ABU DHABI // A scientist has reprogrammed skin cells so that they start behaving like heart muscle cells, in a breakthrough that could prove of great value in medicine.
The work by Dr Nicolas Christoforou, carried out while he was an assistant professor at Khalifa University in Abu Dhabi, comes amid much interest among researchers across the world in finding ways to produce cardiac tissue in the laboratory.
Scientists are keen to find ways of generating material that could be used to repair hearts that have suffered damage during heart attacks.
Three in every 10 deaths in the UAE are due to heart disease, and doctors here have seen patients as young as 28 have heart attacks, with risk of heart disease starting 10 years earlier here than in western countries.
“We believe that this project is extremely significant both for basic science as well as for future therapeutic applications,” said Dr Christoforou.
In a highly complex set of procedures, the researchers started off with human dermal fibroblast cells, a type of cell found in human skin that produces connective tissue, often in response to injury.
To reprogramme these cells they added small sections of genetic material called micro RNAs and a number of transcription factors, which are proteins that cause particular genes to be activated.
The cells were also manipulated in other ways, and the result was that many of them started to behave like heart muscle cells, expressing the same genes cells and having the same biochemical processes activated.
Dr Christoforou said the key achievement of the study was to identify what conditions are needed, particularly in terms of which substances must be added, to make the dermal fibroblast cells undergo this change. This reprogramming of one cell type into another is known as transdifferentiation.
“We were extremely pleased to be able to define and report these parameters,” he said.
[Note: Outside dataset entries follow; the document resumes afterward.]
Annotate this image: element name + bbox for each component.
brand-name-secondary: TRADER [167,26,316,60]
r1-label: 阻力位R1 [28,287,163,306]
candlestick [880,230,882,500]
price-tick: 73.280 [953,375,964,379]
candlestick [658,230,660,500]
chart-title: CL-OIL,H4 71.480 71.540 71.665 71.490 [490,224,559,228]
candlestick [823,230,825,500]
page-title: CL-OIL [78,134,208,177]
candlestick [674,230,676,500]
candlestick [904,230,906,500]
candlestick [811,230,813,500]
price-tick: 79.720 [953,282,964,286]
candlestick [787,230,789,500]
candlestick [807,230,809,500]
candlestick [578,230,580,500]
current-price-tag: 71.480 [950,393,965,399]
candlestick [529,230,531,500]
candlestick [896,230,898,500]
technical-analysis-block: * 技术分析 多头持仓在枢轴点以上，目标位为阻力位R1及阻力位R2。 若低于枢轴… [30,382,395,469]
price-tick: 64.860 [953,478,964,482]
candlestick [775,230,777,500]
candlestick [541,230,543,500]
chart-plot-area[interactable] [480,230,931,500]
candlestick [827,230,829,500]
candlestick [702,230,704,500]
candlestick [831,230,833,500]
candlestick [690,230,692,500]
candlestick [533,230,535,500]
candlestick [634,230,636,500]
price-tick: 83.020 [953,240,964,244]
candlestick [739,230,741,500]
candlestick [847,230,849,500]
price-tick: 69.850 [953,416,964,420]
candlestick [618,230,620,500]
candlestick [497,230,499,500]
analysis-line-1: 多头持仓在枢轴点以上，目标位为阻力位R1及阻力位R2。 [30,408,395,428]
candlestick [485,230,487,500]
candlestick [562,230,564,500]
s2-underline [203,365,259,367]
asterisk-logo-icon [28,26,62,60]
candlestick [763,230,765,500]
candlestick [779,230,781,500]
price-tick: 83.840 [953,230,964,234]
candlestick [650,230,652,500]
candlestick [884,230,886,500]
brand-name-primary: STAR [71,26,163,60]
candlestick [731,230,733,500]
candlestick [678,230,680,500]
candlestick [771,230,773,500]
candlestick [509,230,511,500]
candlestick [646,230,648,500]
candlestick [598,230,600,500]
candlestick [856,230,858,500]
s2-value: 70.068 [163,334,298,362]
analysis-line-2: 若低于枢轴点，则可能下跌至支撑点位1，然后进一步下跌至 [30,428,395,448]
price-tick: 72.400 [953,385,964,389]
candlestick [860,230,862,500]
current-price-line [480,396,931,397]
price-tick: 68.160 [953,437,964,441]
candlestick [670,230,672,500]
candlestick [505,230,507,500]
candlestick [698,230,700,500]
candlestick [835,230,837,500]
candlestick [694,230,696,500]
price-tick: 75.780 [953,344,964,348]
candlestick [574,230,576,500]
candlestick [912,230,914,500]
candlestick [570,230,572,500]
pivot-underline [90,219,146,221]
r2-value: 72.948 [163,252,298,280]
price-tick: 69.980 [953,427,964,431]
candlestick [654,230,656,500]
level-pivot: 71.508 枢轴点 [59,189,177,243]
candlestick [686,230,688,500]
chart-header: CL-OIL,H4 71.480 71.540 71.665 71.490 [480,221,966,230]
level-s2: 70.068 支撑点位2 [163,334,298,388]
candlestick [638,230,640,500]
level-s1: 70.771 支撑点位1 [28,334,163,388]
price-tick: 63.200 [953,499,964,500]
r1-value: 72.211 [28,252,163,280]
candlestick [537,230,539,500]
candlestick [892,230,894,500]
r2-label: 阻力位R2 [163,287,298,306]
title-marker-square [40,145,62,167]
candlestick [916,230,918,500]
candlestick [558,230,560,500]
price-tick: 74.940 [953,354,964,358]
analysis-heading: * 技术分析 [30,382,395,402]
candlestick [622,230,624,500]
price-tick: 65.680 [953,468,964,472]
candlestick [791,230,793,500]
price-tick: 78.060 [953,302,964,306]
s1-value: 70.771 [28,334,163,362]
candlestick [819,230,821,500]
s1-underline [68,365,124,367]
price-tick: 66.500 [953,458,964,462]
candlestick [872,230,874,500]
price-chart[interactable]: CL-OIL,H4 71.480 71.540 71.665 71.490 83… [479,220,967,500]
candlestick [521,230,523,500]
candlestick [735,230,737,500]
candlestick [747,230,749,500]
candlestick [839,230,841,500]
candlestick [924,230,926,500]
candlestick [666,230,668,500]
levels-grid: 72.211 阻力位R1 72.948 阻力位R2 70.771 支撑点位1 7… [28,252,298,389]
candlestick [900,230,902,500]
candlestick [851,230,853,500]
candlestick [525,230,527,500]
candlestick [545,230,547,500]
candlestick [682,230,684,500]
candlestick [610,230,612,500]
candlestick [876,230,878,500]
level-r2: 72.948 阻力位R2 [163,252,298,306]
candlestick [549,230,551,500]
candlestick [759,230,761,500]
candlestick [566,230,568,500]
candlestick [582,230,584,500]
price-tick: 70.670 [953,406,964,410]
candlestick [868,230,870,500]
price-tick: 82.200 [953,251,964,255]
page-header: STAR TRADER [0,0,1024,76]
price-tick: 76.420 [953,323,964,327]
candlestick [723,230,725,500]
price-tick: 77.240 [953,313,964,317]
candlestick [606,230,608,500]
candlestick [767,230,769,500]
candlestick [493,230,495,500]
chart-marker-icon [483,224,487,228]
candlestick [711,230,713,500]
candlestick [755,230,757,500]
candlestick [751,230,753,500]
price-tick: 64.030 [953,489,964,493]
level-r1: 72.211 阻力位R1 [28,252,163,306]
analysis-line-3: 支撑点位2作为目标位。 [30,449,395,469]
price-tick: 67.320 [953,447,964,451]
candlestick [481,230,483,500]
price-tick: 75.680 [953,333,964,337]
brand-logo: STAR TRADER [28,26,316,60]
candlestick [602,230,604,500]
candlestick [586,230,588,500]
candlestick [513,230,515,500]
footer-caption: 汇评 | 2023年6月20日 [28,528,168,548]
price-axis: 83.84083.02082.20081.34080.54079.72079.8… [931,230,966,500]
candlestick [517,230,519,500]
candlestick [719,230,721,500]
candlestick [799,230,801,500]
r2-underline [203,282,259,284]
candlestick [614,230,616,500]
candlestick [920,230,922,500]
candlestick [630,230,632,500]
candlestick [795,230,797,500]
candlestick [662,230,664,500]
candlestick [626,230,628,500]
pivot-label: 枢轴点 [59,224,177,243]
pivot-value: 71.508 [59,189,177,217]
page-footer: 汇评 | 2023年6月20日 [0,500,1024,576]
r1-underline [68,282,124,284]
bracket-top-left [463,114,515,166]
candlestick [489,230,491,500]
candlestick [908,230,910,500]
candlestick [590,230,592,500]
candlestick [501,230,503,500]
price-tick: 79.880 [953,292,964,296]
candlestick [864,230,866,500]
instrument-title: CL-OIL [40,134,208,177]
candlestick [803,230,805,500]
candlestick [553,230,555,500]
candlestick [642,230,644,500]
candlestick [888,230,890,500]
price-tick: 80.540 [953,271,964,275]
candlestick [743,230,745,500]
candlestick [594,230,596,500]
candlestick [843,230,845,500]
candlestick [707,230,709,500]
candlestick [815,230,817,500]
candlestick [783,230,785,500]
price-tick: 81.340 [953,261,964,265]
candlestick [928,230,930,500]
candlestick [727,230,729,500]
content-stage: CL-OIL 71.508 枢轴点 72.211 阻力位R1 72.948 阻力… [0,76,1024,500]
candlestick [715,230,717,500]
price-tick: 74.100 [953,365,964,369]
Although conversion into cardiomyocytes did not happen with all cells, a similar approach could ultimately mean that scientists could generate large numbers of human cardiomyocytes in the laboratory, and these could help in the regeneration of damaged heart muscle. Other scientists have found that injecting monkeys with heart cells made outside the body helps the organ to repair itself and to pump blood more effectively.
“I feel that the field of transdifferentiation is in its infancy and will expand significantly over the next few years,” said Dr Christoforou.
He said there was currently a particular focus for the production of neurons or nerve cells, but that “an increasing number of reports” are looking, like this recent study, at transdifferentiation into other types of cells.
“The impact of this approach in medical applications is huge as it would allow the formation of cells in situ [in the laboratory] in an efficient manner,” he said.
The work was published in the journal Scientific Reports.
Dr Christoforou, who recently left Khalifa University after a five-year stint there and is now principal scientist for a North Carolina-based company called Humacyte that produces human tissue replacements, is the joint senior author of the work, which was written with five other researchers, all based in the United States.
Although the findings have been published only recently, work on the project dates back about four years and built upon previous research by Dr Christoforou and his co-authors.
The importance of being able to reprogramme cells was reflected in the awarding, in 2012, of the Nobel Prize in Physiology or Medicine to two scientists, Sir John Gurdon and Shinya Yamanaka, who showed how mature cells could be reprogrammed to become stem cells, which can then be turned into other types of cell.
The method used in Dr Christoforou’s is different in that it does not involve turning mature cells into stem cells; instead it involves a change from one type of mature cell to another. However, as reported in The National in 2015, Dr Christoforou carried out other work at Khalifa University that has involved reprogramming specialised cells so that they become induced pluripotent stem cells, which can be turned into other cell types.